ENTRE LES LIGNES
Dans de beaux draps…
Printemps 1924. Jane, jeune domestique au sein d’une famille anglaise endeuillée, devient la maîtresse d’un jeune homme de la haute bourgeoisie, fils des voisins de ses patrons. Des années plus tard, devenue écrivaine, Jane se remémore ce jour de fête des mères où pendant que les propriétaires partaient à un pique-nique, elle retrouvait secrètement cet amant…
Après sa première sélection cannoise avec "Les Filles du soleil" en 2018, Eva Husson avait à nouveau pu fouler le tapis rouge en 2021 avec ce film qui s’est fait attendre, "Mothering Sunday", et qui a finalement trouvé une date de sortie dans nos salles de cinéma françaises sous le titre "Entre les lignes". On peut toujours être étonné d’un tel choix de distribution des années plus tard, surtout avec si peu de promotion autour. Et ce malgré la présence au générique des belles têtes d’affiche que sont Olivia Colman et Colin Firth. Mais, bien que l’eau ait coulé sous les ponts depuis mai 2021, on se remémore que le long-métrage d’Eva Husson n’avait pas laissé un souvenir impérissable lors de sa présentation sur la Croisette.
On est en effet assez loin de la promesse d’un film passionné et passionnant à l’ambiance façon "Downton Abbey". La réalisatrice filme sans grands effets et sans grande ambition une histoire d'amour entre une bonne et un jeune de la haute, lui-même promis à une autre femme de son rang. Cette adaptation littéraire ne nous emportera pas bien loin. Certes, elle sait sublimer les corps arrivant à faire transpirer l'érotisme d’une relation ténébreuse entre deux amoureux qui bravent les interdits d’une société organisée en classes. Eva Husson maîtrise en effet les scènes de l'intime où elle montre frontalement la nudité de ses protagonistes, les peaux lisses baignées de lumière, les intégrant dans des cadres d'une grande beauté. Il faut dire que dans son premier long "Bang Gang (une histoire d'amour moderne)", elle explorait déjà la sexualité et les relations amoureuses chez les adolescents. Ici, les jeunes comédiens Josh O’Connor ("Seule la terre") et Odessa Young ("Assassination Nation"), encore peu vus à l'écran, marquent les esprits par leur grande spontanéité de jeu.

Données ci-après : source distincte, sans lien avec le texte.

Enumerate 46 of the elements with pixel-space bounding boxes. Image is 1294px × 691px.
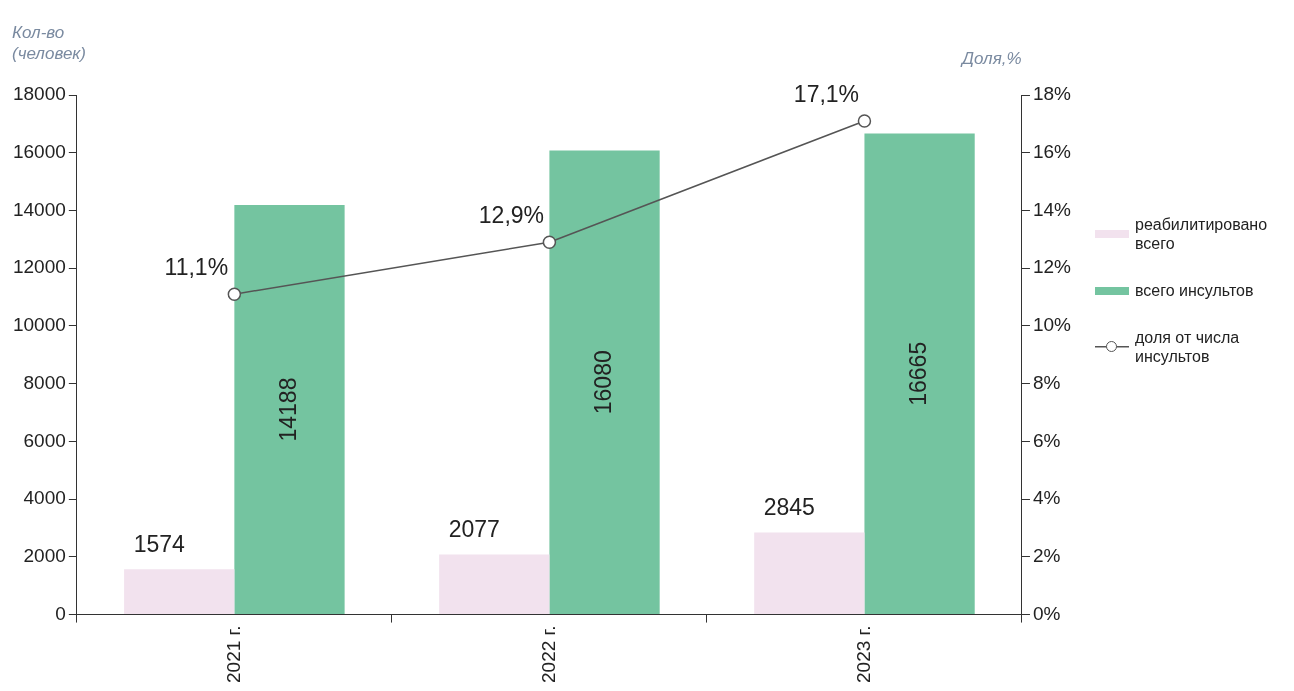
bar	[549, 150, 660, 615]
y2-tick-label: 2%	[1032, 545, 1061, 567]
y2-axis-title: Доля,%	[962, 48, 1022, 69]
y-tick-label: 2000	[23, 545, 66, 567]
x-tick-label: 2021 г.	[222, 625, 244, 683]
y-tick-label: 6000	[23, 429, 66, 451]
bar	[124, 569, 235, 615]
y-tick-label: 0	[55, 602, 66, 624]
y-tick-label: 10000	[12, 314, 66, 336]
y2-tick-label: 0%	[1032, 602, 1061, 624]
data-label: 11,1%	[164, 254, 229, 281]
y-tick-label: 16000	[12, 140, 66, 162]
y-tick-label: 14000	[12, 198, 66, 220]
y-tick-label: 4000	[23, 487, 66, 509]
y2-tick-label: 14%	[1032, 198, 1072, 220]
data-label: 14188	[274, 377, 301, 442]
data-label: 16665	[904, 341, 931, 406]
data-label: 2077	[448, 516, 500, 543]
bar	[754, 532, 865, 615]
y2-tick-label: 12%	[1032, 256, 1072, 278]
y2-tick-label: 4%	[1032, 487, 1061, 509]
legend-label: всего инсультов	[1135, 281, 1254, 300]
y-axis-title: Кол-во (человек)	[12, 22, 88, 64]
x-tick-label: 2023 г.	[852, 625, 874, 683]
bar	[439, 554, 550, 615]
bar	[864, 133, 975, 615]
data-label: 1574	[133, 530, 186, 557]
point	[857, 114, 872, 128]
y-tick-label: 12000	[12, 256, 66, 278]
data-label: 12,9%	[478, 202, 545, 229]
data-label: 17,1%	[793, 80, 860, 107]
x-tick-label: 2022 г.	[537, 625, 559, 683]
y-tick-label: 8000	[23, 371, 66, 393]
y-tick-label: 18000	[12, 83, 66, 105]
legend-label: реабилитировано всего	[1135, 215, 1269, 253]
point	[227, 287, 242, 301]
data-label: 16080	[589, 350, 616, 415]
bar	[234, 205, 345, 615]
y2-tick-label: 16%	[1032, 140, 1072, 162]
y2-tick-label: 18%	[1032, 83, 1072, 105]
data-label: 2845	[763, 494, 815, 521]
y2-tick-label: 8%	[1032, 371, 1061, 393]
point	[542, 235, 557, 249]
legend-label: доля от числа инсультов	[1135, 328, 1241, 366]
y2-tick-label: 6%	[1032, 429, 1061, 451]
y2-tick-label: 10%	[1032, 314, 1072, 336]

Mais quand on quitte les tourtereaux, on n’est jamais emporté par le reste de l’histoire, ni à table où trois familles bourgeoises déjeunent dans un élégant jardin anglais, ni entre passé et présent sur les traces mémorielles d’une écrivaine qui cherche à se souvenir d’une relation peut-être fantasmée. Eva Husson est loin d’être à la hauteur d’une Jane Campion qui livre des films aussi puissants que poignants, comme "La Leçon de Piano" ou "Bright star". "Entre les lignes" aura sur nous le même effet qu’un long repas familial dominical qui s’étire en longueurs. Heureusement, entre deux bâillements, et quand on n’est pas entre les beaux draps des jeunes amants baignés de lumière, la géniale Olivia Colman, cynique à souhait en mère meurtrie par la disparition de son fils unique, est là pour nous maintenir éveillés.